Lauren La Rose, THE CANADIAN PRESS 2008-11-26 16:40:00

TORONTO - A Texas man's cross-border trek to cash in a large number of Canadian coins acquired at auction has paid off with a tidy sum just in time for the holidays.

Michael Lay crossed the border with 42 bags of assorted Canadian coins worth $4,211 that he cashed in at a Coinstar Centre in a Hamilton supermarket Tuesday.

The machine accepts loose, unsorted change without having to be wrapped or rolled, and provides a voucher for value of the change which can be converted to cash or applied to in-store purchases, said Coinstar spokeswoman Marci Maule.

Maule said Lay had called the company's customer service department and mentioned he was going to Connecticut to visit his daughter, who attends Yale Law School, and was thinking of heading to Canada to cash in the coins.

As a collector, Lay said he is interested in foreign and collectible coins, but admits he took a chance buying the bags at a Houston auction not knowing exactly what the contents were.

The coins he purchased originally came from a Houston-area bus company, which over the years had collected them from passengers who had used them as bus fare. The problem was the coins were either no longer in circulation or weren't legal tender in the U.S.

Along with the large amount of Canadian coins, the collection included a rare two-cent coin from the U.S. Civil War era, several 1930s Canadian nickels, a liberty head half-dollar piece and several Chuck E. Cheese restaurant tokens.

"I did get a whole lot of junk pieces, tokens, some things I had never heard of ... but there were a lot of good things in there," Lay said in a phone interview Wednesday at a car dealership in New Haven, Conn., where his daughter's car was being repaired.

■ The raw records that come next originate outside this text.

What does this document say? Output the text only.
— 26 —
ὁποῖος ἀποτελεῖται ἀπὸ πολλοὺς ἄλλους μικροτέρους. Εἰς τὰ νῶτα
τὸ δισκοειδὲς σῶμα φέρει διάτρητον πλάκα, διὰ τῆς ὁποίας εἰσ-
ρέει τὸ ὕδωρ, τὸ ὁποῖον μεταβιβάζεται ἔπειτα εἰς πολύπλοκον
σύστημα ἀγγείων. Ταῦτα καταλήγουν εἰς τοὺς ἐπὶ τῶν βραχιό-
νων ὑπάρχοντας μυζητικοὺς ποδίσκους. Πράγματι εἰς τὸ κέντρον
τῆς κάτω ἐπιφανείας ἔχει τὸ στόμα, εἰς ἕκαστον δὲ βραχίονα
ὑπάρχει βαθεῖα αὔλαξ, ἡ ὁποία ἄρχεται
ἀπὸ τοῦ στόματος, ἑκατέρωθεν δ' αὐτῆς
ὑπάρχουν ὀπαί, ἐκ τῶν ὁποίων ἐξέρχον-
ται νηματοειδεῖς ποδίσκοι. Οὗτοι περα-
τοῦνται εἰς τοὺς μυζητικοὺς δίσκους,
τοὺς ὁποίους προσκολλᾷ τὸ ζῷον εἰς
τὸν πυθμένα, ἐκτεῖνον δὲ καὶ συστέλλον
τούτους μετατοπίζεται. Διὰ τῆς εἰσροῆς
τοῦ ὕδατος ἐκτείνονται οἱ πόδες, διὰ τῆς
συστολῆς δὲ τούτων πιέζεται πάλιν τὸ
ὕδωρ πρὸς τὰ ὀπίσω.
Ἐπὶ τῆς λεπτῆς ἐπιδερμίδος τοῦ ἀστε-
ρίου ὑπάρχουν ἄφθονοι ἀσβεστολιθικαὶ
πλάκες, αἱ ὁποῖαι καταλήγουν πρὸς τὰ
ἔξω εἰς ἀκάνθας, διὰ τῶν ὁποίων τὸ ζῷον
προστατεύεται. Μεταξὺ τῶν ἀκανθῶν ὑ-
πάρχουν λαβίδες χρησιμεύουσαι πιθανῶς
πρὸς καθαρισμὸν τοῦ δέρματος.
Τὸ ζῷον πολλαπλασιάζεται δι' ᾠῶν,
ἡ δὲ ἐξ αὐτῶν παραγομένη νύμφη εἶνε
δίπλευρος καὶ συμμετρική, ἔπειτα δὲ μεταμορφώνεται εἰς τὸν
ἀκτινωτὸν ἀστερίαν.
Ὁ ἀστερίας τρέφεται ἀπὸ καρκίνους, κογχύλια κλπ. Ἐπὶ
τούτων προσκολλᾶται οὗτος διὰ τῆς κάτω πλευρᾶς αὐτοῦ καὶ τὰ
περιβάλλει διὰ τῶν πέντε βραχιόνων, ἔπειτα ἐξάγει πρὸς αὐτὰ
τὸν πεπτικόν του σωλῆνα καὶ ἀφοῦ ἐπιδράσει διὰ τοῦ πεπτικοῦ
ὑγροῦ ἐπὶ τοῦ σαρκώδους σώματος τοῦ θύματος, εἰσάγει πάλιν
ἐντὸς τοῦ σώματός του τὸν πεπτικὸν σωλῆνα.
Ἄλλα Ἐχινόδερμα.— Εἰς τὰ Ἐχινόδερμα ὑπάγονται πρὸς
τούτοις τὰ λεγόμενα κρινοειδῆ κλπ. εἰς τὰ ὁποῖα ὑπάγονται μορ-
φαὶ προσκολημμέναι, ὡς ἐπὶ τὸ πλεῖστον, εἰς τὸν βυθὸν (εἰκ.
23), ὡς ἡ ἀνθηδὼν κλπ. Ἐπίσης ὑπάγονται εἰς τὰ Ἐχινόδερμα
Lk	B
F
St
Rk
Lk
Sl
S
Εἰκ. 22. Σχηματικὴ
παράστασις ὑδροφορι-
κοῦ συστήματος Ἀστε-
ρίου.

"I feel like I've at least doubled the money that we spent at the auction."

This isn't the first time the coin bags, which Lay acquired in 2006, have yielded rich rewards. Last year, he sent a friend returning home to Canada for the holidays with $1,250 in Canadian quarters to cash them in.

While banks that handle international currency are happy to accept paper money, Lay said none of them would deal with foreign coins. That was the big problem for the bus company, and the reason they put the coins up for auction in the first place, he explained.

Lay, vice-president of information technology for a global manufacturing company, is a longtime coin collector, a hobby he first took up a half-century ago.

While attending college in the 1970s, he once sold his collection to help cover his tuition costs when he fell short one semester.

The 57-year-old said he plans to hang onto the rare Civil War-era and older Canadian coins for now, but didn't rule out the possibility of auctioning them off down the road.

As for the money he cashed in Canada, he plans to use some of it for holiday spending and helping out his family.

"With our daughter going to law school, she's always needing a hand with this or that - like the car repair for today," Lay said, chuckling.